These labels were automatically added by AI and may be inaccurate. For details, see About Literature Database.
Abstract
Graph-structured data, which captures non-Euclidean relationships and
interactions between entities, is growing in scale and complexity. As a result,
training state-of-the-art graph machine learning (GML) models have become
increasingly resource-intensive, turning these models and data into invaluable
Intellectual Property (IP). To address the resource-intensive nature of model
training, graph-based Machine-Learning-as-a-Service (GMLaaS) has emerged as an
efficient solution by leveraging third-party cloud services for model
development and management. However, deploying such models in GMLaaS also
exposes them to potential threats from attackers. Specifically, while the APIs
within a GMLaaS system provide interfaces for users to query the model and
receive outputs, they also allow attackers to exploit and steal model
functionalities or sensitive training data, posing severe threats to the safety
of these GML models and the underlying graph data. To address these challenges,
this survey systematically introduces the first taxonomy of threats and
defenses at the level of both GML model and graph-structured data. Such a
tailored taxonomy facilitates an in-depth understanding of GML IP protection.

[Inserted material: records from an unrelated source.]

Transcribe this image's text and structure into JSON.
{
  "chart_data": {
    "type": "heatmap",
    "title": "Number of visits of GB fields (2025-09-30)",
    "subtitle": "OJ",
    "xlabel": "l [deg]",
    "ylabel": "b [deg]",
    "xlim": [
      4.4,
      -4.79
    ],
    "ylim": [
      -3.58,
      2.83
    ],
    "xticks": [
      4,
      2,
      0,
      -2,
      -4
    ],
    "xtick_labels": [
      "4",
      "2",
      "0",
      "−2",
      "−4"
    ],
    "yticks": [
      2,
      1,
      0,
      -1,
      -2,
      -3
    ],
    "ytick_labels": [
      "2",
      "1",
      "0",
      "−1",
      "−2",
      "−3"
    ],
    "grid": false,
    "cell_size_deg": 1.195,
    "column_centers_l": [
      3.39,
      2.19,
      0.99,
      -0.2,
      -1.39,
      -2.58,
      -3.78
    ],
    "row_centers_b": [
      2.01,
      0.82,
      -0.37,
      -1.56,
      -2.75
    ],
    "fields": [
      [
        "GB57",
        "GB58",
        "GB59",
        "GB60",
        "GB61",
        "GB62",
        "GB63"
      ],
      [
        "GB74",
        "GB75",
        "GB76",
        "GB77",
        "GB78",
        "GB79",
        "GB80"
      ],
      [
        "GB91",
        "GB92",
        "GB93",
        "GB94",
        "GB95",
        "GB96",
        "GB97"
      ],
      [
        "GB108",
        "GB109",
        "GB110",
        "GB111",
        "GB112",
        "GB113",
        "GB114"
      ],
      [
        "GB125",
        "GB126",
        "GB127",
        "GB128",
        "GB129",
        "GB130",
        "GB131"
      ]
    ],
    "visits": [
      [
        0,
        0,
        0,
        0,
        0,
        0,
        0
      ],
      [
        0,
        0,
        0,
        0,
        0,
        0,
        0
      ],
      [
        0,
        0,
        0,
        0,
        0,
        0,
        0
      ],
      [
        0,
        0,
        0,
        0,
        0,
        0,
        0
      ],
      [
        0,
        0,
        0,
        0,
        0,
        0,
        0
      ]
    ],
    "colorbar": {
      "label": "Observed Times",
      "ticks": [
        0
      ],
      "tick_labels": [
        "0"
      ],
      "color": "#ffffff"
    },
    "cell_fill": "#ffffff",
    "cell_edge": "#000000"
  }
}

Furthermore, we present a systematic evaluation framework to assess the
effectiveness of IP protection methods, introduce a curated set of benchmark
datasets across various domains, and discuss their application scopes and
future challenges. Finally, we establish an open-sourced versatile library
named PyGIP, which evaluates various attack and defense techniques in GMLaaS
scenarios and facilitates the implementation of existing benchmark methods. The
library resource can be accessed at: https://labrai.github.io/PyGIP. We believe
this survey will play a fundamental role in intellectual property protection
for GML and provide practical recipes for the GML community.